😷 Learnings from a livestream: Pip Blom
Numbers, revenue, and experiences behind a livestream. Guest post by Erwin Blom.
Erwin is well-known in The Netherlands as a new media expert and he’s the father of Pip and Tender who play together in a band called Pip Blom. His recent newsletter sheds a great light on the data around their recent livestreamed performance at the Ramsgate Music Hall in England. So, with Erwin’s permission, we translated all the info, so you can get a better understanding of what livestreaming means for an upcoming band.
Learnings from a livestream
116 people bought a ticket. Most people paid 9 euro for it. Pip Blom Backstage members were allowed to enter for 7 or 5 euro. Is that a lot? Is it a little? It shows that people want to pay for livestreams of a concert. The peak of sales happened, as is often the case, in the last 24 hours before the concert.

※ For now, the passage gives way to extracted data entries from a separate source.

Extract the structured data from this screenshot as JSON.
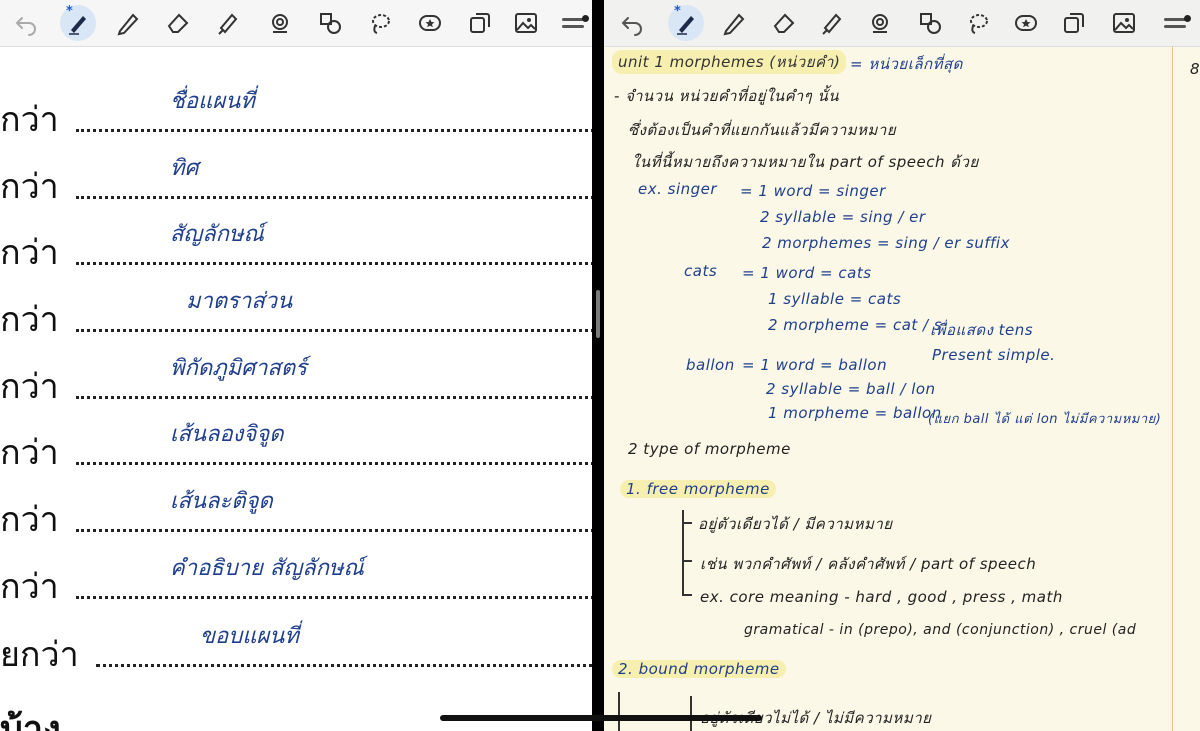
{
  "toolbar": {
    "tools": [
      {
        "name": "undo-icon"
      },
      {
        "name": "pen-icon"
      },
      {
        "name": "pencil-icon"
      },
      {
        "name": "eraser-icon"
      },
      {
        "name": "highlighter-icon"
      },
      {
        "name": "lasso-stamp-icon"
      },
      {
        "name": "shapes-icon"
      },
      {
        "name": "lasso-icon"
      },
      {
        "name": "sticker-icon"
      },
      {
        "name": "copy-icon"
      },
      {
        "name": "image-icon"
      },
      {
        "name": "menu-icon"
      }
    ]
  },
  "worksheet": {
    "rows": [
      {
        "prefix": "กว่า",
        "answer": "ชื่อแผนที่"
      },
      {
        "prefix": "กว่า",
        "answer": "ทิศ"
      },
      {
        "prefix": "กว่า",
        "answer": "สัญลักษณ์"
      },
      {
        "prefix": "กว่า",
        "answer": "มาตราส่วน"
      },
      {
        "prefix": "กว่า",
        "answer": "พิกัดภูมิศาสตร์"
      },
      {
        "prefix": "กว่า",
        "answer": "เส้นลองจิจูด"
      },
      {
        "prefix": "กว่า",
        "answer": "เส้นละติจูด"
      },
      {
        "prefix": "กว่า",
        "answer": "คำอธิบาย สัญลักษณ์"
      },
      {
        "prefix": "ยกว่า",
        "answer": "ขอบแผนที่"
      }
    ],
    "footer": "บ้าง"
  },
  "notes": {
    "title": "unit 1 morphemes (หน่วยคำ)",
    "title_note": "= หน่วยเล็กที่สุด",
    "def1": "- จำนวน หน่วยคำที่อยู่ในคำๆ นั้น",
    "def2": "ซึ่งต้องเป็นคำที่แยกกันแล้วมีความหมาย",
    "def3": "ในที่นี้หมายถึงความหมายใน part of speech ด้วย",
    "ex_label": "ex. singer",
    "singer_1": "= 1 word = singer",
    "singer_2": "2 syllable = sing / er",
    "singer_3": "2 morphemes = sing / er suffix",
    "cats_label": "cats",
    "cats_1": "= 1 word = cats",
    "cats_2": "1 syllable = cats",
    "cats_3": "2 morpheme = cat / s",
    "cats_3b": "เพื่อแสดง tens",
    "cats_4": "Present simple.",
    "ballon_label": "ballon",
    "ballon_1": "= 1 word = ballon",
    "ballon_2": "2 syllable = ball / lon",
    "ballon_3": "1 morpheme = ballon",
    "ballon_3b": "(แยก ball ได้ แต่ lon ไม่มีความหมาย)",
    "types": "2 type of morpheme",
    "free_head": "1. free morpheme",
    "free_1": "อยู่ตัวเดียวได้ / มีความหมาย",
    "free_2": "เช่น พวกคำศัพท์ / คลังคำศัพท์ / part of speech",
    "free_3": "ex. core meaning - hard , good , press , math",
    "free_4": "gramatical - in (prepo), and (conjunction) , cruel (ad",
    "bound_head": "2. bound morpheme",
    "bound_1": "อยู่ตัวเดียวไม่ได้ / ไม่มีความหมาย",
    "margin_8": "8"
  },
  "colors": {
    "ink_blue": "#1f3f8c",
    "highlight": "#f6efb0",
    "paper": "#fbf8e7"
  }
}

We ran the ticket sales through Guts. This was a great experience and it functioned really well. Advantage: all the buyer data now belongs to the band, not the ticketing company. Also have a look at the Dutch company 24streamer if you’d also like to try out a livestream.
We streamed through Vimeo, because you can easily protect your stream in combination with Guts. Just beware of the rascals at Vimeo, because they’ll try to make you pay the monthly fee of 70 euro in one go on the yearly plan. Luckily, they have a trial month. That will teach them ;-).
What worked really well through Vimeo was remote collaboration. The video was streamed from Ramsgate and in Amsterdam I took care of the titles (what song was playing at which point in the set).
Pip Blom has a lot of fans abroad. You could also see this in the ticket sales. With streaming you can reach places where you otherwise wouldn’t go. From Australia to Finland, there were viewers from 10 different countries, with most of them coming from the UK.
Through Guts you can also do “upsells” - which means selling extras. Di-rect (another Dutch band) sold packages of beer and wine, but for an international band that’s a bit harder. However, of the 116 buyers, 15 also bought a poster for 9 euro that they’ll get sent to their home. Great to play around with this concept.
100% of the ticket sales came through the band’s channels. So by sending out the newsletter, highlighting it on social media, etc. This show you can actually do-it-yourself. But what can you accomplish with the right media partners? The band sells out venues in London with a capacity of 800 and in Amsterdam of 400, which means it must be possible to get to greater numbers. Something for another time.
Most importantly: the band really enjoyed doing it (finally something positive), the venue and crew were happy that something was happening in their venue, and the viewers had a great time. No, this is a long way from replacing cancelled concerts and if you really do a cost-benefit analysis it’s still a tough case, but it’s great to have the first 1,000 euro in the books with a livestream. And more will definitely follow!
Thanks for allowing us to share a translated version to MUSIC x CORONA, Erwin Blom!